All critical professions together
Prioritising scalability requires experienced software engineers; but data scientists are rarely trained in writing stable, scalable, production-grade code. Nonetheless, in many companies, data and engineering teams are separated (for example, the data team might handle BI while engineers develop apps). This separation either leads to below-production-grade AI codebases (if the engineers take no part) or slow productionisation (if the engineers must “translate” code from the data team into production-grade).
As mentioned earlier, Elula’s data scientists, data engineers, and software engineers all work together toward the same business outcomes; the three teams regularly collaborate throughout the day. Our engineers build internal products that our data team uses for AI, enabling both data-scientist-grade AI and engineer-grade code.
Product research and development primacy
Most companies like the idea of building new products and features but AI research and development offers uncertain payoffs, making businesses wary or frustrated. It’s hard to get leadership approval for a claim like, “if we develop new adversarial neural networks, we might improve predictions by 10%” when decision-makers are looking to flatten or reduce budgets.
Product development has been one of Elula’s primary strategic goals since genesis; we’re always building something new. Although we face the same uncertainty everyone has with AI development, we believe that staying state-of-the-art is critical in this era of evolving AI technology. We want to know, not assume, that our products and services are top-of-the-line.
In addition to the obvious payoff of superior products, our customers also benefit from this philosophy which effectively spreads the cost of R&D.
Rapidly evolving tech stack
For our AI products to remain top-of-the-line, our tech stack needs to stay competitive and relevant. Because our engineering and data teams work so closely, Elula’s engineers have insight into what tools best serve our AI needs. And because product development is paramount, leadership is quick to approve new tools that demonstrably suit our needs. For example, when our data team needed an IDE that quickly identified metadata, while at the same time our software team wanted better testing capabilities, we quickly upgraded from PyCharm Community to Professional.

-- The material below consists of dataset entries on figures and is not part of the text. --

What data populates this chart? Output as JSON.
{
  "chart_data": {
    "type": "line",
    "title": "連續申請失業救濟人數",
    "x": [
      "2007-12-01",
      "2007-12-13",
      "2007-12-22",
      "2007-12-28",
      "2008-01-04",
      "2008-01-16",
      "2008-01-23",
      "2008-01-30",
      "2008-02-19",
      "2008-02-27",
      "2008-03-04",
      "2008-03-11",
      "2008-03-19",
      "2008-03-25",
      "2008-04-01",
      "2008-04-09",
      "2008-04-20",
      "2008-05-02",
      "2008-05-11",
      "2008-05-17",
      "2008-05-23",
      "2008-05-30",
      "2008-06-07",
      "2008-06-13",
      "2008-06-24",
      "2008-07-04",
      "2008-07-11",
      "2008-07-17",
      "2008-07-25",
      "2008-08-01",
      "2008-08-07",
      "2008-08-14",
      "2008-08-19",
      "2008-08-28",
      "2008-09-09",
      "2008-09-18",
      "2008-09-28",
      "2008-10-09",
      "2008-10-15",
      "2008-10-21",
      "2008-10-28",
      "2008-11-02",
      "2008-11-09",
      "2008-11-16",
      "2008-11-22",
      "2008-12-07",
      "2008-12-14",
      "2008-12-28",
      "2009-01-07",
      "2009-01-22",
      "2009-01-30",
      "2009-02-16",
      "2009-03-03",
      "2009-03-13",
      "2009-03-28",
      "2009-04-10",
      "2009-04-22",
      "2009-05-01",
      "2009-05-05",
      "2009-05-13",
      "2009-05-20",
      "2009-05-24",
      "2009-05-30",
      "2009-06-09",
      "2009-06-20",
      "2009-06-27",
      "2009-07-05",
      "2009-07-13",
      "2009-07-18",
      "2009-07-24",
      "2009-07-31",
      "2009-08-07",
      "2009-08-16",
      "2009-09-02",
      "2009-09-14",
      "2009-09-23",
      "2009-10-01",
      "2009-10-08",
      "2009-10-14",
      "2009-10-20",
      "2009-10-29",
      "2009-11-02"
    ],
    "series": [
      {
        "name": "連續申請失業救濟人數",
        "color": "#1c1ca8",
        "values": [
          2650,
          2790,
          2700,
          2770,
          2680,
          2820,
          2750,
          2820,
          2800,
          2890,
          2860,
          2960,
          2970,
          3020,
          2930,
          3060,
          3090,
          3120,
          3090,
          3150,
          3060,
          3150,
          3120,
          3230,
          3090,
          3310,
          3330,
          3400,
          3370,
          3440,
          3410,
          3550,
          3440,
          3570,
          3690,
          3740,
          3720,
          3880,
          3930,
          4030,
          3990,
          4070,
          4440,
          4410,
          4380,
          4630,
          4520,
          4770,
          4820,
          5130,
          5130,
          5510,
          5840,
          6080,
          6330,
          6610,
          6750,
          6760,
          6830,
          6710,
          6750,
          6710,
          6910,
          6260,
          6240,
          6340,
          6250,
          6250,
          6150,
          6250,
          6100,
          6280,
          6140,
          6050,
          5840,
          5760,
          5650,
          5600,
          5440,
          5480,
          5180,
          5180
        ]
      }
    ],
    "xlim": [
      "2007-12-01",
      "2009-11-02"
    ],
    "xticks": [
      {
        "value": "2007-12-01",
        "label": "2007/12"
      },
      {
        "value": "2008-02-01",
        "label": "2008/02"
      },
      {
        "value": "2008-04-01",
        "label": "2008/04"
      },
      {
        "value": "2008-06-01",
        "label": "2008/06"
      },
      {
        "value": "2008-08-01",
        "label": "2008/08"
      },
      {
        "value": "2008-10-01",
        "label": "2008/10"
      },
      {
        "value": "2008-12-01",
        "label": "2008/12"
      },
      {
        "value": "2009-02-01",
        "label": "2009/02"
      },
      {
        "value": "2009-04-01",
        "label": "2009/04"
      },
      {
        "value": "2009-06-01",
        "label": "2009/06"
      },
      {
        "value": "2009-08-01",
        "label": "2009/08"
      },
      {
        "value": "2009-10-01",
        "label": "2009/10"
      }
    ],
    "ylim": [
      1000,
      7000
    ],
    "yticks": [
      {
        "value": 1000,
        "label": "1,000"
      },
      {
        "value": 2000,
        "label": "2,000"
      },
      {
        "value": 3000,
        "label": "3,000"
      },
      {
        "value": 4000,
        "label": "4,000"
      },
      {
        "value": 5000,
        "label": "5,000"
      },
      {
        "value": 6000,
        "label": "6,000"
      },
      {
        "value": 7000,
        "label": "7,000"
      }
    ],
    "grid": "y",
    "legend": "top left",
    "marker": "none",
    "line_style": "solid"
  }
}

Companies often struggle with this process as organisations are wary of incurring the financial, labour, and training costs associated with new tooling—just getting people to use new tools can be arduous. For example, companies with deep bureaucracies and legacy systems will balk at cloud migration, or will require near-unanimous consensus on decisions, thus delaying time-to-adoption for new tech.
There are benefits to working for big corporates (e.g., stability, predictability, deep specialisation) but there are obvious drawbacks. What makes AI development at Elula special is that we deliberately avoid these drawbacks. We all share the same goals for the same product suite, we avoid ad hoc/non-core projects, scalability reigns, our critical AI professionals sit together in-house, product development never takes a back seat, and our tools keep pace with our goals.